Methods: Using global HAdV genomic data, we predicted MHC-peptide binding within the hexon and penton proteins of F40 and F41. We focused on MHC Class I alleles common in the UK and Kenya and identified predicted MHC Class I epitopes. Eight predicted epitope pairs from the F41 hexon were synthesized as 15-mer peptides, comparing the wildtype (1970 F41 reference) to the variant (2019-22) sequences. Cellular interferon gamma (IFN-γ) responses to these epitopes were measured in healthy donors using FluoroSpot assays.
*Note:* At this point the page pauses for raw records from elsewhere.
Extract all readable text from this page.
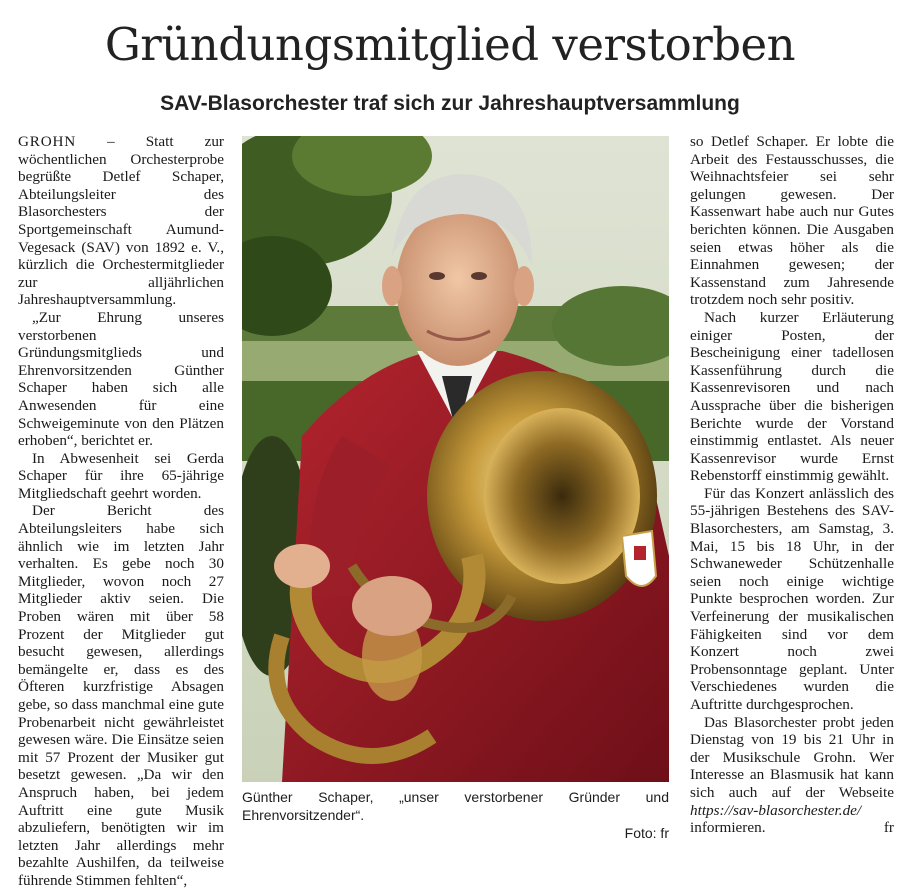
Gründungsmitglied verstorben
SAV-Blasorchester traf sich zur Jahreshauptversammlung

GROHN – Statt zur wöchentlichen Orchesterprobe begrüßte Detlef Schaper, Abteilungsleiter des Blasorchesters der Sportgemeinschaft Aumund-Vegesack (SAV) von 1892 e. V., kürzlich die Orchestermitglieder zur alljährlichen Jahreshauptversammlung.

„Zur Ehrung unseres verstorbenen Gründungsmitglieds und Ehrenvorsitzenden Günther Schaper haben sich alle Anwesenden für eine Schweigeminute von den Plätzen erhoben“, berichtet er.

In Abwesenheit sei Gerda Schaper für ihre 65-jährige Mitgliedschaft geehrt worden.

Der Bericht des Abteilungsleiters habe sich ähnlich wie im letzten Jahr verhalten. Es gebe noch 30 Mitglieder, wovon noch 27 Mitglieder aktiv seien. Die Proben wären mit über 58 Prozent der Mitglieder gut besucht gewesen, allerdings bemängelte er, dass es des Öfteren kurzfristige Absagen gebe, so dass manchmal eine gute Probenarbeit nicht gewährleistet gewesen wäre. Die Einsätze seien mit 57 Prozent der Musiker gut besetzt gewesen. „Da wir den Anspruch haben, bei jedem Auftritt eine gute Musik abzuliefern, benötigten wir im letzten Jahr allerdings mehr bezahlte Aushilfen, da teilweise führende Stimmen fehlten“,

Günther Schaper, „unser verstorbener Gründer und Ehrenvorsitzender“.
Foto: fr

so Detlef Schaper. Er lobte die Arbeit des Festausschusses, die Weihnachtsfeier sei sehr gelungen gewesen. Der Kassenwart habe auch nur Gutes berichten können. Die Ausgaben seien etwas höher als die Einnahmen gewesen; der Kassenstand zum Jahresende trotzdem noch sehr positiv.

Nach kurzer Erläuterung einiger Posten, der Bescheinigung einer tadellosen Kassenführung durch die Kassenrevisoren und nach Aussprache über die bisherigen Berichte wurde der Vorstand einstimmig entlastet. Als neuer Kassenrevisor wurde Ernst Rebenstorff einstimmig gewählt.

Für das Konzert anlässlich des 55-jährigen Bestehens des SAV-Blasorchesters, am Samstag, 3. Mai, 15 bis 18 Uhr, in der Schwaneweder Schützenhalle seien noch einige wichtige Punkte besprochen worden. Zur Verfeinerung der musikalischen Fähigkeiten sind vor dem Konzert noch zwei Probensonntage geplant. Unter Verschiedenes wurden die Auftritte durchgesprochen.

Das Blasorchester probt jeden Dienstag von 19 bis 21 Uhr in der Musikschule Grohn. Wer Interesse an Blasmusik hat kann sich auch auf der Webseite https://sav-blasorchester.de/ informieren.	fr
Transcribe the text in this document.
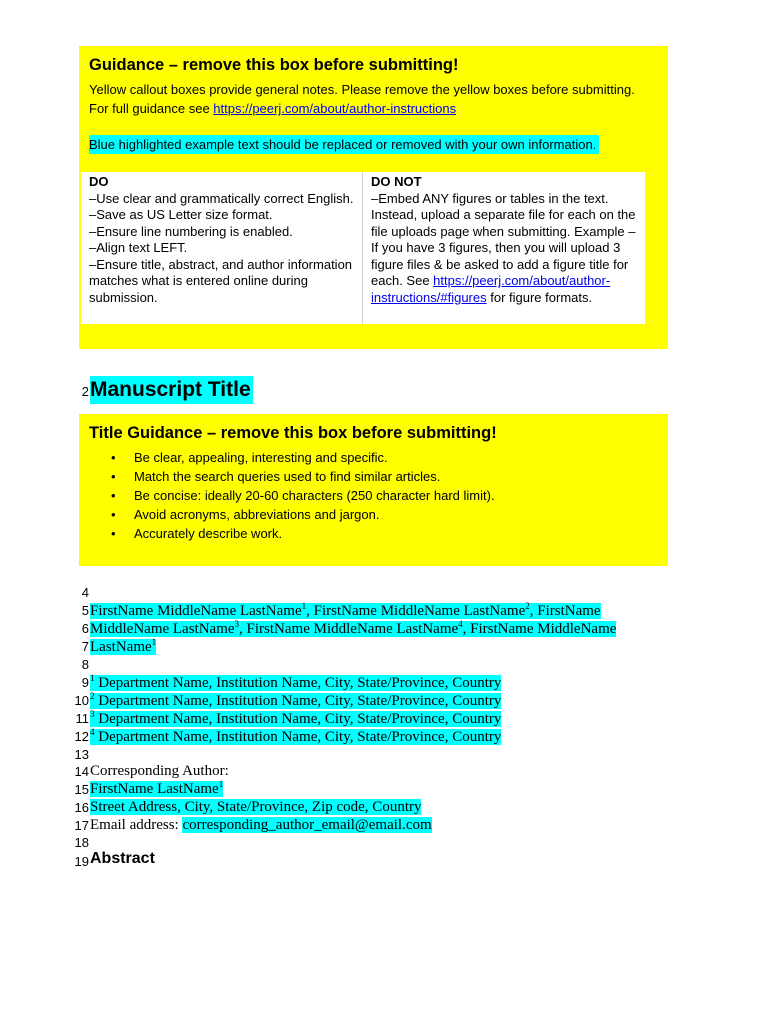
Guidance – remove this box before submitting!
Yellow callout boxes provide general notes. Please remove the yellow boxes before submitting. For full guidance see https://peerj.com/about/author-instructions
Blue highlighted example text should be replaced or removed with your own information.
DO
–Use clear and grammatically correct English.
–Save as US Letter size format.
–Ensure line numbering is enabled.
–Align text LEFT.
–Ensure title, abstract, and author information matches what is entered online during submission.
DO NOT
–Embed ANY figures or tables in the text. Instead, upload a separate file for each on the file uploads page when submitting. Example – If you have 3 figures, then you will upload 3 figure files & be asked to add a figure title for each. See https://peerj.com/about/author-instructions/#figures for figure formats.
2 Manuscript Title
Title Guidance – remove this box before submitting!
• Be clear, appealing, interesting and specific.
• Match the search queries used to find similar articles.
• Be concise: ideally 20-60 characters (250 character hard limit).
• Avoid acronyms, abbreviations and jargon.
• Accurately describe work.
4
5
6
7
8
9
10
11
12
13
14
15
16
17
18
19
FirstName MiddleName LastName$^1$, FirstName MiddleName LastName$^2$, FirstName
MiddleName LastName$^3$, FirstName MiddleName LastName$^4$, FirstName MiddleName
LastName$^1$
$^1$ Department Name, Institution Name, City, State/Province, Country
$^2$ Department Name, Institution Name, City, State/Province, Country
$^3$ Department Name, Institution Name, City, State/Province, Country
$^4$ Department Name, Institution Name, City, State/Province, Country
Corresponding Author:
FirstName LastName$^1$
Street Address, City, State/Province, Zip code, Country
Email address: corresponding_author_email@email.com
Abstract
Results: We identified multiple predicted Class I epitopes shared between HAdV species C and F, but also unique to species F, and epitopes unique to each genotype. We show that IFN-γ and IL-2 (interleukin 2) peripheral blood mononuclear cell (PBMC) responses to HAdV-F are ubiquitous among healthy adult donors from Cambridge, UK. Among predicted Class I epitopes within the F41 hexon, 11/16 peptides elicited donor positive IFN-γ responses from healthy donor PBMC (at least one epitope from seven out of eight peptide pairs).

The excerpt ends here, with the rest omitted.